3. Ford Models . Their YouTube channel brings users “backstage” where they have interviews with models and designers. Studio artists and models deliver real-world tips and tricks about makeup, hair, and taking care of oneself. So it brings people not just backstage but delivers useful information to users (and potential models and Ford candidates). They simply asked: “What do girls want?” to determine how they should model their website.


So...


How does content strategy work? There are four parts:

Plan. Create. Deliver. Govern.

Plan:

Process:

  • What do we have?
  • What are we trying to do?
  • What do our content ecosystems look like? (all factors that have impact on living thing of content)
  • What are our opportunities, risks, and success metrics? (SEO) - How are you going to measure success? (fixing content is not a measure of success – you must measure how success is made)

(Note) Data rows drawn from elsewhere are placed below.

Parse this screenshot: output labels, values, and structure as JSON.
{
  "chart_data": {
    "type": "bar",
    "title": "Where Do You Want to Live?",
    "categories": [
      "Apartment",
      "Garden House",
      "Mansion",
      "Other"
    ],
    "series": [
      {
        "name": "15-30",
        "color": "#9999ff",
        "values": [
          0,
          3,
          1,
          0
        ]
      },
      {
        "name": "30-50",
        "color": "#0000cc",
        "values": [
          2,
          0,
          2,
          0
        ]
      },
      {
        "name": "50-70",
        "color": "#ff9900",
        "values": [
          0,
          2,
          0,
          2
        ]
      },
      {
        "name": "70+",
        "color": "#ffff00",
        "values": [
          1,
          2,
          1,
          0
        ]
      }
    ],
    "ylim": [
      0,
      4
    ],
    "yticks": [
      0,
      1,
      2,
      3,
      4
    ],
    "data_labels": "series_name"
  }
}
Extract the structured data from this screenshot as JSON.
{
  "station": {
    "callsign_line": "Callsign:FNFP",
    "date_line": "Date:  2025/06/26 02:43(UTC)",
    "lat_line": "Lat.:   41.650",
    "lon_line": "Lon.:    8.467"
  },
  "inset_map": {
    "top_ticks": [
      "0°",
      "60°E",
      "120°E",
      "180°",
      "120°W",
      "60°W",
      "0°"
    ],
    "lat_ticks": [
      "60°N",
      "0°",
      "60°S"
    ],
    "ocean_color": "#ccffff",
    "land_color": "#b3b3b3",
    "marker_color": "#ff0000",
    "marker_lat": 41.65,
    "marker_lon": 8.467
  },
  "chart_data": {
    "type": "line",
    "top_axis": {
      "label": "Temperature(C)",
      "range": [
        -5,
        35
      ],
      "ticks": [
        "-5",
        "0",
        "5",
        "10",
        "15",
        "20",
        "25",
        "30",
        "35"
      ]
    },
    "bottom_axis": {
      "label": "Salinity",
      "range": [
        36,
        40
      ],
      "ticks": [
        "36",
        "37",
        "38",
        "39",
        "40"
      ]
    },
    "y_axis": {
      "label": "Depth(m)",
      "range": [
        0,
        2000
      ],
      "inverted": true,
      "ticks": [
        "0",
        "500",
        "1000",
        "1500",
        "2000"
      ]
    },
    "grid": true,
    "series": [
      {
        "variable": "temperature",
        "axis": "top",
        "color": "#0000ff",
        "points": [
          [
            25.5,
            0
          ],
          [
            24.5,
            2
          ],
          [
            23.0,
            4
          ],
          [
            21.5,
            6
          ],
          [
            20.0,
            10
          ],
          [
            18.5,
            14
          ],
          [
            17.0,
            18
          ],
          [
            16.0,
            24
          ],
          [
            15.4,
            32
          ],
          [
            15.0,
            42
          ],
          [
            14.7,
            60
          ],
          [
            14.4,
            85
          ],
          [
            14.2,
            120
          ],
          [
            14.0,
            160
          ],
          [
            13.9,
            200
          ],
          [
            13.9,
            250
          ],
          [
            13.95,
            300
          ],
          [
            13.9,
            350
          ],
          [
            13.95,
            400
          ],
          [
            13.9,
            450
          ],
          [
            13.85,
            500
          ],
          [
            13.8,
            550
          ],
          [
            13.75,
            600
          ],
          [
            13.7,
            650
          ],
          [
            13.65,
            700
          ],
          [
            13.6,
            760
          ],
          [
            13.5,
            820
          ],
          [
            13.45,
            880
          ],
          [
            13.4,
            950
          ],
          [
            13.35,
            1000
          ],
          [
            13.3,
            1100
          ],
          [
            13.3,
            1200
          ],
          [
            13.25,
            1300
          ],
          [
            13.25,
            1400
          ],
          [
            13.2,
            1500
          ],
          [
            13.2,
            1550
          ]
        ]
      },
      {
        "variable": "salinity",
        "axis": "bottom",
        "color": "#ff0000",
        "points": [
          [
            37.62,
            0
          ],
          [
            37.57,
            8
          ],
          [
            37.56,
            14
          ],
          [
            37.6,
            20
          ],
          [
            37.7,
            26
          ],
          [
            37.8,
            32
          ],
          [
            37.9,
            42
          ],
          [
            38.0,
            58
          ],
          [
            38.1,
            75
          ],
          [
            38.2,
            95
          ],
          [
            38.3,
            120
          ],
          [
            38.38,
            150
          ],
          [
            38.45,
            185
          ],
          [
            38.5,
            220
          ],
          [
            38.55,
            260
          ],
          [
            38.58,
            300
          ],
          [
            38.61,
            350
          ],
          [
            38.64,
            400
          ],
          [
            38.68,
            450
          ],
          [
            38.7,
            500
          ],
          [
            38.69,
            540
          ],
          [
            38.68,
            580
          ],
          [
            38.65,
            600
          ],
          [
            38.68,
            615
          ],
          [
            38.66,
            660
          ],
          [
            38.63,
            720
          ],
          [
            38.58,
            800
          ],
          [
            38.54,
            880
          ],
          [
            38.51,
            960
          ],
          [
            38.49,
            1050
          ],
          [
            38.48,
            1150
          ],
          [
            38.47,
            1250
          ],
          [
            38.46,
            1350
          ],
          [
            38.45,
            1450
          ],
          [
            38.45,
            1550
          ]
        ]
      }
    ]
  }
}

Your content is organized by a content inventory. This inventory only identifies content and a few notes. It is a quantitative audit by which you obtain:

  • measurable project outcomes.
  • content recommendations for your project:
  • What do our content ecosystems look like?
  • What are our opportunities, risks, and success metrics? Consider external and internal factors.
  • The Plan:


Your plan should form a continuous circle of learning / creation / examination, or Create, Deliver, Govern.


This is the mantra of social media: you must be ready to stay engaged. No longer can you create content and then leave it to dry out, age, and spoil.


What do you get? Multiple benefits: better user experience, great brand consistency, new operational efficiencies, better risk management, improved SEO, and more effective personalization and targeting.


How can you start?


Currently we think of content as the responsibility of a writer. But it requires more functions. We need to recognize content as a complex thing and the responsibility of many. Marketing tasks in all their variety are activities which can be considered content. We must have processes in place that recognize the web as an eco system.


In closing Halvorson admonished us:


You are a publisher - treat your content as a critical business asset.